A bystander video shows people lying on the subway platform amid what appeared to be small puddles of blood, as a loudspeaker announcement told everyone on the smoke-hazy platform to get on a train. Inside a subway car, a person lay on the floor, encircled by others. Outside the station, a police officer yelled, “Let’s go! Get out of the way!”
Trains servicing that station were delayed during the morning rush hour.
New York City Mayor Eric Adams’ office did not immediately have more details. Adams was at the mayor’s residence Tuesday morning and was being briefed.
The incident happened on a subway line that runs through south Brooklyn in a neighborhood about a 15-minute train ride to Manhattan. Local schools, including Sunset Park High School across the street, were locked down.
Allan Lee was running his business, Cafe Nube, when a half-dozen police cars and fire vehicles suddenly converged on the block.
“Then they started ushering people that were on the block to the adjacent block and then closed off the subway entrance” near the cafe’s door, he said. When he noticed bomb squad officers and dogs, he was certain it was no everyday subway problem.
Gov. Kathy Hochul said in a statement she had been briefed on the situation and said her office would work with the transit authority and police department as the investigation continued.
Police officers were canvassing 4th Avenue, the station's cross-street, asking witnesses whether they were on the train. A sea of emergency lights was visible from at least a dozen blocks away, where a police cordon was set up.
The shootings come as New York City has faced a spate of shootings and high-profile incidents in recent months, including on the city’s subways.
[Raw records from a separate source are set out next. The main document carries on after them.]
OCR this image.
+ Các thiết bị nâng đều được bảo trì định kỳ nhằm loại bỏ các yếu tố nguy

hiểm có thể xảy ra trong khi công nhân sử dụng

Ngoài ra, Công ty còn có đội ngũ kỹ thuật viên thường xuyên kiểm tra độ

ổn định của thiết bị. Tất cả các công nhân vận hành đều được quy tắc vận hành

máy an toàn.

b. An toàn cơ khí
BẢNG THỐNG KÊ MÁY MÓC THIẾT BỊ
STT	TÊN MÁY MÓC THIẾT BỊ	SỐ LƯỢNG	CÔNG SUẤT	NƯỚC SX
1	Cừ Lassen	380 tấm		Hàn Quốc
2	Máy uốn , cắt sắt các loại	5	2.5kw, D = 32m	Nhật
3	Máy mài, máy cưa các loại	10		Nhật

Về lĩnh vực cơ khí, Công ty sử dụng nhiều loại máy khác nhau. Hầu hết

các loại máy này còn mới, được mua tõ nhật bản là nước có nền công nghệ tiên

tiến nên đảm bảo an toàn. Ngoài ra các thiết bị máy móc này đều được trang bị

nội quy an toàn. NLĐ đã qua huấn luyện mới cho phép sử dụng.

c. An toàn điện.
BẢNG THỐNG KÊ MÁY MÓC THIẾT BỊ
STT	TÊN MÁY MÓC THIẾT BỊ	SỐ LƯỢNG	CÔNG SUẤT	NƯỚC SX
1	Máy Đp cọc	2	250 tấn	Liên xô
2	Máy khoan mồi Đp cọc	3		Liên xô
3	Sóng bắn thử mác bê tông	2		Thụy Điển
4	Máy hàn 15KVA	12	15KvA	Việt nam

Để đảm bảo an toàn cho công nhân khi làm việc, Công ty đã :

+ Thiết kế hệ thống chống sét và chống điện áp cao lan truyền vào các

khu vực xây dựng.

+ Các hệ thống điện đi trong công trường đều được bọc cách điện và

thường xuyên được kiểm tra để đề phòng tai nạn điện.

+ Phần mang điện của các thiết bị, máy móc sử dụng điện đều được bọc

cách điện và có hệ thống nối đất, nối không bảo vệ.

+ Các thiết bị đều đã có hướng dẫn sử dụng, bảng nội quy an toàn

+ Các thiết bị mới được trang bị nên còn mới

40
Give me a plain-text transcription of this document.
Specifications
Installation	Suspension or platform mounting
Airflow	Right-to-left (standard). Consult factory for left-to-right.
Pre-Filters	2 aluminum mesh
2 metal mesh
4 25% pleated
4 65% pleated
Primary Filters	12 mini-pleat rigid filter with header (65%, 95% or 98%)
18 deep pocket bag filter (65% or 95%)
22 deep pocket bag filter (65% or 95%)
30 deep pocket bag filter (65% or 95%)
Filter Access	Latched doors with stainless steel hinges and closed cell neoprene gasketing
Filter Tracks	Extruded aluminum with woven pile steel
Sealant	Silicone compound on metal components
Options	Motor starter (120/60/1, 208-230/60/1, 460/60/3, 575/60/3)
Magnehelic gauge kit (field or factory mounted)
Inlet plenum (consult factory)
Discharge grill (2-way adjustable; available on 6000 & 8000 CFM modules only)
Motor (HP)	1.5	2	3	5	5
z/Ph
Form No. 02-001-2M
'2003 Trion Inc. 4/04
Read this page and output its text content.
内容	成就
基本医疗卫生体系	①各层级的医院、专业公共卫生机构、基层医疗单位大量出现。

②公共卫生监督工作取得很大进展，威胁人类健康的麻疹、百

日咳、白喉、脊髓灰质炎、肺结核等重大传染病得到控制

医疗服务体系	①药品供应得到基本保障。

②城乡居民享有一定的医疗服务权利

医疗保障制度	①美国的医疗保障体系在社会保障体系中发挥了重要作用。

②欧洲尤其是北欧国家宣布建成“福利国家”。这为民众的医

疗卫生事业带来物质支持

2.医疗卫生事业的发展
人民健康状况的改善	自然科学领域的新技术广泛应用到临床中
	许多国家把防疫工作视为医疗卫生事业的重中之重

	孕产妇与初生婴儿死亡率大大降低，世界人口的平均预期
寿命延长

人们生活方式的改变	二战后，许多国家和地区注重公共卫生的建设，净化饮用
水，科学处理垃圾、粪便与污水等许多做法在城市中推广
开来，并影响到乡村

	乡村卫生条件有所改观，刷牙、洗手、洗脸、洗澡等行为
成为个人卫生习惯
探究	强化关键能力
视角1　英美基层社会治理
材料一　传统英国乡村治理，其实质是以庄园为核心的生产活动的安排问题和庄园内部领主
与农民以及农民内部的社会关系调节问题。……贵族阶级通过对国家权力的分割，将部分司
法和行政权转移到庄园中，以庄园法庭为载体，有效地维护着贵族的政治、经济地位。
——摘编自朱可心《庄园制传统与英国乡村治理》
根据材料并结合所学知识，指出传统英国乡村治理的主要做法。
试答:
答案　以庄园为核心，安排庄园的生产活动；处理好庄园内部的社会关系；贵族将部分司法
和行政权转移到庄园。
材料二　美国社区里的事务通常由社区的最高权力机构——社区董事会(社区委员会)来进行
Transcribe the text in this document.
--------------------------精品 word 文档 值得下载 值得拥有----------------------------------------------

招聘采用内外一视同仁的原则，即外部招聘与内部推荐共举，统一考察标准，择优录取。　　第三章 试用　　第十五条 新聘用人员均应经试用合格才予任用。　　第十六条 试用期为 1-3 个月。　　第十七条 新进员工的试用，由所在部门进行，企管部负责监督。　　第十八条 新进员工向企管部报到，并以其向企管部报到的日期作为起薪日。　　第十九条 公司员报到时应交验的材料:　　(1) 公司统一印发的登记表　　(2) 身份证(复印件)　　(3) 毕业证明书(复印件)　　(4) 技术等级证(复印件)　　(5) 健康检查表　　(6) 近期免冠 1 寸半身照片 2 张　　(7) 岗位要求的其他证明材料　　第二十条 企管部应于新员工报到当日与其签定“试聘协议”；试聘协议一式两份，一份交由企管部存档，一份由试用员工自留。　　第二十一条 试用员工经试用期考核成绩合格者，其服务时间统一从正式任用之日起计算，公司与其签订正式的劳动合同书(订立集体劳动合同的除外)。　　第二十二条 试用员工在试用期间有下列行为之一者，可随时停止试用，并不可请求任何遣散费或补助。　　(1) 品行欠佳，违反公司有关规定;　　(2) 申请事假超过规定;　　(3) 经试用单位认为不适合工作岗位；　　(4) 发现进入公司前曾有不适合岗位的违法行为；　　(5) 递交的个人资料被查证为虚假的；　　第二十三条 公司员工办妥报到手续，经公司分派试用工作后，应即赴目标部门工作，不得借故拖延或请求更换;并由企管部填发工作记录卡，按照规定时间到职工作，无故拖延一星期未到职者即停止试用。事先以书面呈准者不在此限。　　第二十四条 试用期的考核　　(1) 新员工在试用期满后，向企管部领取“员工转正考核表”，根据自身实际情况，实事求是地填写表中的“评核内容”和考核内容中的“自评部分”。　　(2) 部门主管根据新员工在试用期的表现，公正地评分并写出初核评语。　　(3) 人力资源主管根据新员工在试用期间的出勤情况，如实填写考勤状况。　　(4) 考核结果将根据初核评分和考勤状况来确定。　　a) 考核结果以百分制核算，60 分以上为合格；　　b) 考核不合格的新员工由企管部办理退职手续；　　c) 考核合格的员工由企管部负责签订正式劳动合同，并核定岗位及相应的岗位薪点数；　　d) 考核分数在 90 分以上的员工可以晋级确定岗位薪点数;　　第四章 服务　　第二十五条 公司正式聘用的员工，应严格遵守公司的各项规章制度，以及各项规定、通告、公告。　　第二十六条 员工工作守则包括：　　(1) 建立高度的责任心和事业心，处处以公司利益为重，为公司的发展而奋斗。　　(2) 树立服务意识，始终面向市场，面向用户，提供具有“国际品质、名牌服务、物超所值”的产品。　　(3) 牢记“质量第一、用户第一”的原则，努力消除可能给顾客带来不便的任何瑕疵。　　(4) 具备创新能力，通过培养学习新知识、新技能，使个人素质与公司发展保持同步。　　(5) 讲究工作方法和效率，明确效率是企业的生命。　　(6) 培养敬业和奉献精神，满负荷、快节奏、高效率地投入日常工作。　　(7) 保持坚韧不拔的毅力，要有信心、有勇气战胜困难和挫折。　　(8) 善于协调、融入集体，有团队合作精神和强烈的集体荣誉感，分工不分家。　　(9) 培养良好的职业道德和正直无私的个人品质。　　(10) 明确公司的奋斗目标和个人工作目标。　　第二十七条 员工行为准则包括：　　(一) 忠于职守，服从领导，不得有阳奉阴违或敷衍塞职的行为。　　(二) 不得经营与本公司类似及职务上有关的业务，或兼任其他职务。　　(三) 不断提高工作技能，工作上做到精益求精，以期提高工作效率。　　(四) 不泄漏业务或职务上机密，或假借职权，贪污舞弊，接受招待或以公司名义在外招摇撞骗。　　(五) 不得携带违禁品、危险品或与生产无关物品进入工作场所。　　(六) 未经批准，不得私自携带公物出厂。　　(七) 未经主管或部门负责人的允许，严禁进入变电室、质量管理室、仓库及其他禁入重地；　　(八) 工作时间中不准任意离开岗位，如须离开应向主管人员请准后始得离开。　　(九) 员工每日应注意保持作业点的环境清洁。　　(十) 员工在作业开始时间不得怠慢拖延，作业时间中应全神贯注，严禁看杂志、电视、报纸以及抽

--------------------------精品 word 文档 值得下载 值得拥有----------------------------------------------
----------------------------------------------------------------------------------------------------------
One of the most shocking was in January when a woman was pushed to her death in front of a train by a stranger.
Adams, a Democrat a little over 100 days into his term, has made cracking down on crime — especially on the subways — a focus of his early administration, pledging to send more police officers into stations and platforms for regular patrols. It wasn’t immediately clear whether officers had already been inside the station when the shootings occurred.